We perform a loop over all functions whose names remain in self._remaining_methods_to_call. All functions appearing in this list have a gal_type attribute bound to them that was created by the HodModelFactory during the assembly of the composite model (see the Inheriting behaviors from the component models section of the Source code notes on HodModelFactory for further details about how the HodModelFactory binds the appropriate gal_type information to each mock-generation function). This gal_type determines the slice of the galaxy_table that will be passed to the function via the table keyword argument. This way, each component model does not need to manage any bookkeeping about which slice of an input table it assigns its properties to: the HodMockFactory is responsible for passing the slice of the galaxy_table that pertains to the gal_type of the component model.
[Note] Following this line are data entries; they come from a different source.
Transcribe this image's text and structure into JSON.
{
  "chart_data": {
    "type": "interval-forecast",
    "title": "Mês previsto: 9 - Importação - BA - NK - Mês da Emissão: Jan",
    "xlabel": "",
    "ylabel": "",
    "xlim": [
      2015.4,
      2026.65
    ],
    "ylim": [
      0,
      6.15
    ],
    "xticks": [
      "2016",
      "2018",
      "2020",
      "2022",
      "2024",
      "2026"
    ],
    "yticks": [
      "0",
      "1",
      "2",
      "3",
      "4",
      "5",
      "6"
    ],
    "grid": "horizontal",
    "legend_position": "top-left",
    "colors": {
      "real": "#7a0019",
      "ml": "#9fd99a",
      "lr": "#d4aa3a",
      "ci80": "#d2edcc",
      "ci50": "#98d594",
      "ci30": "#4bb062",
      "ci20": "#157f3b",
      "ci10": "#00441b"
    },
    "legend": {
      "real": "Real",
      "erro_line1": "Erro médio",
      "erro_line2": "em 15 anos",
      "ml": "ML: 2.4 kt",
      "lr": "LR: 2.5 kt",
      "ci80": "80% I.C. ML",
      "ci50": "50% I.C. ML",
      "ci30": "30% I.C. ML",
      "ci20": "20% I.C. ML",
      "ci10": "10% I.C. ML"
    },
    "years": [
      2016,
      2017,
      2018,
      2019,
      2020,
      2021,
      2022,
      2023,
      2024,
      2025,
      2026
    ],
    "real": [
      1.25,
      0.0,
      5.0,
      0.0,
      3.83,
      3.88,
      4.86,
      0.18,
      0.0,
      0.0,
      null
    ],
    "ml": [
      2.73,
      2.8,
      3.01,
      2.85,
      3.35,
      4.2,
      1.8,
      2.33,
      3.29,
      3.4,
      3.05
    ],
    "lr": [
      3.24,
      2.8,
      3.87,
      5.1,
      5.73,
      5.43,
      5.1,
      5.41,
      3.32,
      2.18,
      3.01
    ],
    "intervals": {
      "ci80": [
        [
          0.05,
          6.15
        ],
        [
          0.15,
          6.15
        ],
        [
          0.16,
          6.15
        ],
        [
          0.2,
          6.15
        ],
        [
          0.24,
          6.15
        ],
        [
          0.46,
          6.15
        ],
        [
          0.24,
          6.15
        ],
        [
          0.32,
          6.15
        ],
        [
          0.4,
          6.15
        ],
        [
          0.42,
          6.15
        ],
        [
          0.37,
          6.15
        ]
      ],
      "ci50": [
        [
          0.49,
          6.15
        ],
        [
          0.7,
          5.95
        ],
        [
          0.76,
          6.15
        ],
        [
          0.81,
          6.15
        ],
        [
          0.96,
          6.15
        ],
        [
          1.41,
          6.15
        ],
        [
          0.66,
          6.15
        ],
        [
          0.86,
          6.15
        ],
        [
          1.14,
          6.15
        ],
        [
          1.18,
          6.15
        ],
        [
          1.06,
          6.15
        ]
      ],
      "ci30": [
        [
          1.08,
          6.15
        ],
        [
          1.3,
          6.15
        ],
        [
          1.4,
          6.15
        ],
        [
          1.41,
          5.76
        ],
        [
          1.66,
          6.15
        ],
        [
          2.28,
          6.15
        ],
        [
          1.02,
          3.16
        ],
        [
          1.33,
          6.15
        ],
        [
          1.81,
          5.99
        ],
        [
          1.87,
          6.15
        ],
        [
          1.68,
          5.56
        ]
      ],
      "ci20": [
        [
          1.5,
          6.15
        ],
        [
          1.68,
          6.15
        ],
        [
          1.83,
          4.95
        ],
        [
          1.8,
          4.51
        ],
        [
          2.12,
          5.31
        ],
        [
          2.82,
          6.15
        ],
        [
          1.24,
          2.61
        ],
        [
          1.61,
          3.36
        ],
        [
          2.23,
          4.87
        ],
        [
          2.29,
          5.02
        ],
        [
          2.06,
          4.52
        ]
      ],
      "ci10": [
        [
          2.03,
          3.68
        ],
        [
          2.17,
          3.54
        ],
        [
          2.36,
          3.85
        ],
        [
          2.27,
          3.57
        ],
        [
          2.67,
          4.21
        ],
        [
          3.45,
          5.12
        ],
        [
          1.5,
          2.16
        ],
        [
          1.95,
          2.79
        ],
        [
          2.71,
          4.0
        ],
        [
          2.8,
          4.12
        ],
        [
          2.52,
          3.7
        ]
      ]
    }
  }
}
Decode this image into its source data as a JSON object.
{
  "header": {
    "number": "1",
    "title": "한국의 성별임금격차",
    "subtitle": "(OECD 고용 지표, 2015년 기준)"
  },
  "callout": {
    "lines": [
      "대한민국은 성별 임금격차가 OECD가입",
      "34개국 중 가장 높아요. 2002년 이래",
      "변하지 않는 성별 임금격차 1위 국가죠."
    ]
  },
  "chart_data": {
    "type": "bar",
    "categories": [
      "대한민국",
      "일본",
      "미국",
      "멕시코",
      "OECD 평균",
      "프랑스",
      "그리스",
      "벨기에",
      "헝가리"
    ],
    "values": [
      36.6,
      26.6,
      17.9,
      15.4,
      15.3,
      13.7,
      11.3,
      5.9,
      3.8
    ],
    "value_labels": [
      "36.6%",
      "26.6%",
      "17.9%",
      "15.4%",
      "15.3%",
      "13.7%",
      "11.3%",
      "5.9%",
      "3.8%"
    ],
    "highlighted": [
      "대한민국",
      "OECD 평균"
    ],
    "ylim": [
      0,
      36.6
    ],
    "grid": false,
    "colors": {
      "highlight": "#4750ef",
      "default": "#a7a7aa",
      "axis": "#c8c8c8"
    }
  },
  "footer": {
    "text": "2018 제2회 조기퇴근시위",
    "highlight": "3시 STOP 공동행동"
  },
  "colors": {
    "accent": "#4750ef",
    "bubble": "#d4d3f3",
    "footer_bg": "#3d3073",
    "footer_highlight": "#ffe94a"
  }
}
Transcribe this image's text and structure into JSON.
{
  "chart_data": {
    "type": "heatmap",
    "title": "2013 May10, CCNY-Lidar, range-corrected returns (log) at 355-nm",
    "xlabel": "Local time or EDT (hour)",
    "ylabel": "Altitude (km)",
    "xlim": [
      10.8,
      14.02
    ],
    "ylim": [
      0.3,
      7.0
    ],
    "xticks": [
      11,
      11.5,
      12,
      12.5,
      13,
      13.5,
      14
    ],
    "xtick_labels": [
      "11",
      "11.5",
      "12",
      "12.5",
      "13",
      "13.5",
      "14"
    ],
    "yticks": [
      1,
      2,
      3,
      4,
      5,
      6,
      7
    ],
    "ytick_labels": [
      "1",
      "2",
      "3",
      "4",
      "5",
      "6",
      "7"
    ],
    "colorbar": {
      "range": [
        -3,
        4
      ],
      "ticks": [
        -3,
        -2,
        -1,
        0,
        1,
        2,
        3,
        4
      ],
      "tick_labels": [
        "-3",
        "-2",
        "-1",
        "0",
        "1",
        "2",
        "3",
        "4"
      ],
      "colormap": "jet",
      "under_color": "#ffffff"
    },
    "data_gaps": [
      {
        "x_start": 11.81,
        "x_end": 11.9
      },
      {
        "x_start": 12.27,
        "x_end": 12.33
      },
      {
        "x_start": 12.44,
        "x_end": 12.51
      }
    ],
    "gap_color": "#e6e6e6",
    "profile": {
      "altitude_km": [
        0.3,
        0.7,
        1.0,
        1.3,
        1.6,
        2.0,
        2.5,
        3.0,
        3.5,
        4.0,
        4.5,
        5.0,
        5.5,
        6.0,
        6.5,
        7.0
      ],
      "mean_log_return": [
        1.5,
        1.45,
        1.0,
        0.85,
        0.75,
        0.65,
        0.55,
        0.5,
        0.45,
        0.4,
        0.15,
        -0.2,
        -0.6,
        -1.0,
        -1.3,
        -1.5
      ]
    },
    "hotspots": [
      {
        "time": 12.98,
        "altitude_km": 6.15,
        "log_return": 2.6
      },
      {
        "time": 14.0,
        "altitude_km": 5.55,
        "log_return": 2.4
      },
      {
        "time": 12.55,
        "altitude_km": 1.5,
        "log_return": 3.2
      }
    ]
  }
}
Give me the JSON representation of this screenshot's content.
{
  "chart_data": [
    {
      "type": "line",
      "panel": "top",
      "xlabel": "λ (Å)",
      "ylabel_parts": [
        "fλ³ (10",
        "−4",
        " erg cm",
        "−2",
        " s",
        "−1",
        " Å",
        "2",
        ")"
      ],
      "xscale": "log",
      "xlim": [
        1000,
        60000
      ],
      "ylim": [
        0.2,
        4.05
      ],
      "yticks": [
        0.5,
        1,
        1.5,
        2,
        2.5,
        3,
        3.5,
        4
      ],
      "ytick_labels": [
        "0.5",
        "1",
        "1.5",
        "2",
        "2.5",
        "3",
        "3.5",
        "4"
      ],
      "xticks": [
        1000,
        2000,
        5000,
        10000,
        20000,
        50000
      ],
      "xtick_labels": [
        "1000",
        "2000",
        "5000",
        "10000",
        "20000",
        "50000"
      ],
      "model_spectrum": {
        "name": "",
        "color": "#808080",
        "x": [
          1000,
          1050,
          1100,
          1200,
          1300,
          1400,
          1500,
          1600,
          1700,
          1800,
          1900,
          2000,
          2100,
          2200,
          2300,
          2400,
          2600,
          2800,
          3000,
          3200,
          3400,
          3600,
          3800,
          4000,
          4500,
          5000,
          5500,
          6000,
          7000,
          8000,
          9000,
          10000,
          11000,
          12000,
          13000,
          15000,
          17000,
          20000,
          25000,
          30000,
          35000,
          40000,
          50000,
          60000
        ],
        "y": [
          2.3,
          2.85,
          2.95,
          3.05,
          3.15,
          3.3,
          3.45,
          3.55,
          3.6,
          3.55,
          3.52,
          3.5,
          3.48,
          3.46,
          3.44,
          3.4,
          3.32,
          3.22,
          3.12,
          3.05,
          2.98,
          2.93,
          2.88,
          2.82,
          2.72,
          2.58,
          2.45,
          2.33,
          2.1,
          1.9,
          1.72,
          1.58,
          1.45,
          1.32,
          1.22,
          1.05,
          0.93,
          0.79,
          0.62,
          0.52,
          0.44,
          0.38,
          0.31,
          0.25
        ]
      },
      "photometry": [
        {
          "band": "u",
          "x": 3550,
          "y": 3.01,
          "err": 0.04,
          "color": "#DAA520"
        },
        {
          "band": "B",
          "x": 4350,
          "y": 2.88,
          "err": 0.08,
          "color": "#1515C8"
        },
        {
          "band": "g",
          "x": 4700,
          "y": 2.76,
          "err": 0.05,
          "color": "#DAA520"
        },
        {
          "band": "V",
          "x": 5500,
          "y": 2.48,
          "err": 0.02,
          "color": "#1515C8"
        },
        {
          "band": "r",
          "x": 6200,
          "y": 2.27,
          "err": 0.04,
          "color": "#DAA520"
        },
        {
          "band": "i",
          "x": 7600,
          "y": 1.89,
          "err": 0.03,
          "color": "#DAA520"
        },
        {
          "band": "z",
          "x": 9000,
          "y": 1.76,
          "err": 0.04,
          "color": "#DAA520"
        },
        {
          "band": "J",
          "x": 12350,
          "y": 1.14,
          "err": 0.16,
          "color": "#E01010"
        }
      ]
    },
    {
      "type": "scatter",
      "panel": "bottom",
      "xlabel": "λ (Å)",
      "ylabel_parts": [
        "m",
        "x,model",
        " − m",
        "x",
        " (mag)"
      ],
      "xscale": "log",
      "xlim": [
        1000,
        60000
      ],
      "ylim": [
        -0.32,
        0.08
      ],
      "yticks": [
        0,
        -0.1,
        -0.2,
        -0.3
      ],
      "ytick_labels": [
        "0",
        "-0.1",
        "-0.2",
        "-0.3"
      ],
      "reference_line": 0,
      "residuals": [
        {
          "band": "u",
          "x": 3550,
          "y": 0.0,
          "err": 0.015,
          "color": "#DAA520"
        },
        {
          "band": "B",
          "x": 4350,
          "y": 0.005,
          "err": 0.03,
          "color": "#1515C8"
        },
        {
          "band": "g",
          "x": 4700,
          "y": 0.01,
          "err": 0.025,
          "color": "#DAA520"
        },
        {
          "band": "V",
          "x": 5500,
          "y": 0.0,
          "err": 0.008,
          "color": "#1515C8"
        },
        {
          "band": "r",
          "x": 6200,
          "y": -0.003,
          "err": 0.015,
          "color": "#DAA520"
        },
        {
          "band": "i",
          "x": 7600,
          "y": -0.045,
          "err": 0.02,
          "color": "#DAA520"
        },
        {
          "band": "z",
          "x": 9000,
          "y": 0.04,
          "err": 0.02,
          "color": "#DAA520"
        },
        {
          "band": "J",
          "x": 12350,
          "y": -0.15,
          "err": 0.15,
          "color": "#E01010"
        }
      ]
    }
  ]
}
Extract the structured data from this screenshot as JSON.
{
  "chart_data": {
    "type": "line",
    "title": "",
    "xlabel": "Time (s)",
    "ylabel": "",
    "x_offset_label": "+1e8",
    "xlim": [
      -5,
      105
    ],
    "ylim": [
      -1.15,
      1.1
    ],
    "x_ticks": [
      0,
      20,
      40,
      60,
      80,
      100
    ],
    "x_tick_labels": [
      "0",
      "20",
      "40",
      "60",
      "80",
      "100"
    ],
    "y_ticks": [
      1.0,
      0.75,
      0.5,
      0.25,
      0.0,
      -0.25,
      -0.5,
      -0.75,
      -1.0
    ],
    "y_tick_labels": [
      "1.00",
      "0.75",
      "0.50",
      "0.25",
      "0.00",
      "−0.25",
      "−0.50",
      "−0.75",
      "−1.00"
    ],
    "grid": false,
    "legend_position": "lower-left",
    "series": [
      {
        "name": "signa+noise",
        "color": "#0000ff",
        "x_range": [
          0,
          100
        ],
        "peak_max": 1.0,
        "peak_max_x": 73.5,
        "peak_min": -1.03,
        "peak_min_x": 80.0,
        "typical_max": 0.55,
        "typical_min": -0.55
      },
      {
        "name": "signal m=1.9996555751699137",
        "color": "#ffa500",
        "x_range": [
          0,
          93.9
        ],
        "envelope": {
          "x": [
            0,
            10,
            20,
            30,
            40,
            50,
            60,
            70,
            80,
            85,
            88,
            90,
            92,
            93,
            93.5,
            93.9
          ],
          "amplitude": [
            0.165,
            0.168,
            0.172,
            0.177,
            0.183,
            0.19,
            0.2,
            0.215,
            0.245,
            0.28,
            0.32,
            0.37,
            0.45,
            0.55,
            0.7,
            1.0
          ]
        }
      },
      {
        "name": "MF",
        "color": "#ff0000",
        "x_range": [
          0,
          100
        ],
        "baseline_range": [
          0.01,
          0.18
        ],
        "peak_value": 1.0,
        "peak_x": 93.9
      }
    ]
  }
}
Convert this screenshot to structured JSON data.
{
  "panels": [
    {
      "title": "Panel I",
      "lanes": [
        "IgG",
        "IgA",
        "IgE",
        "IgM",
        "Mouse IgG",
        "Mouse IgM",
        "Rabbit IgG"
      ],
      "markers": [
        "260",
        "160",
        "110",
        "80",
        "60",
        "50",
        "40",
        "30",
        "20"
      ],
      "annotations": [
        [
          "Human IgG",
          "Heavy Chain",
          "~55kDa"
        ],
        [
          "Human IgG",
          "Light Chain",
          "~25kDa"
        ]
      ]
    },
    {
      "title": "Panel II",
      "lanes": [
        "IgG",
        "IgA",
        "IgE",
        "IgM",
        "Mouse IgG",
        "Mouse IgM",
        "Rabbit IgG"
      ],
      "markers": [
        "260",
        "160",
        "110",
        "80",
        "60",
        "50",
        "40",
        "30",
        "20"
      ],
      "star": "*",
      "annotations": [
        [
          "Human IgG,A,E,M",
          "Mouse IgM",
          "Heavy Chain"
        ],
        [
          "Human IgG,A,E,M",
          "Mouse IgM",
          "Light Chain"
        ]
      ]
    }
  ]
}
The generation of all properties predicted by the model is now complete. The HodMockFactory.populate function terminates after enforcing the periodic boundary conditions of the simulation. This enforcement is controlled by the HodMockFactory because component models of halo profiles strictly assign halo-centric positions. Thus corrections need to be applied to cases where galaxies are assigned to regions of the halo that spilled over the edges of the simulation box.

Summary: which data table is passed to the table keyword argument in HOD mock-making?

As described in detail in Tutorial on building an HOD-style model, all methods in the _mock_generation_calling_sequence of any HOD-style composite model must accept a table keyword argument. As shown above, the actual data structure passed via this argument depends on the phase of the mock-making in which the function is called. We conclude this tutorial by quickly summarizing which data structure gets passed to which function.

  1. Mock-generation functions whose names appear prior to the first appearance of a mc_occupation_ function get passed the entire post-processed model.mock.halo_table to their table keyword argument.

  2. mc_occupation_ functions also receive the entire model.mock.halo_table via their table keyword argument.

  3. Mock-generation functions whose names appear after the first mc_occupation_ function get passed a slice of the model.mock.galaxy_table; the slice they are passed is the section of the table that pertains to the gal_type the function is associated with.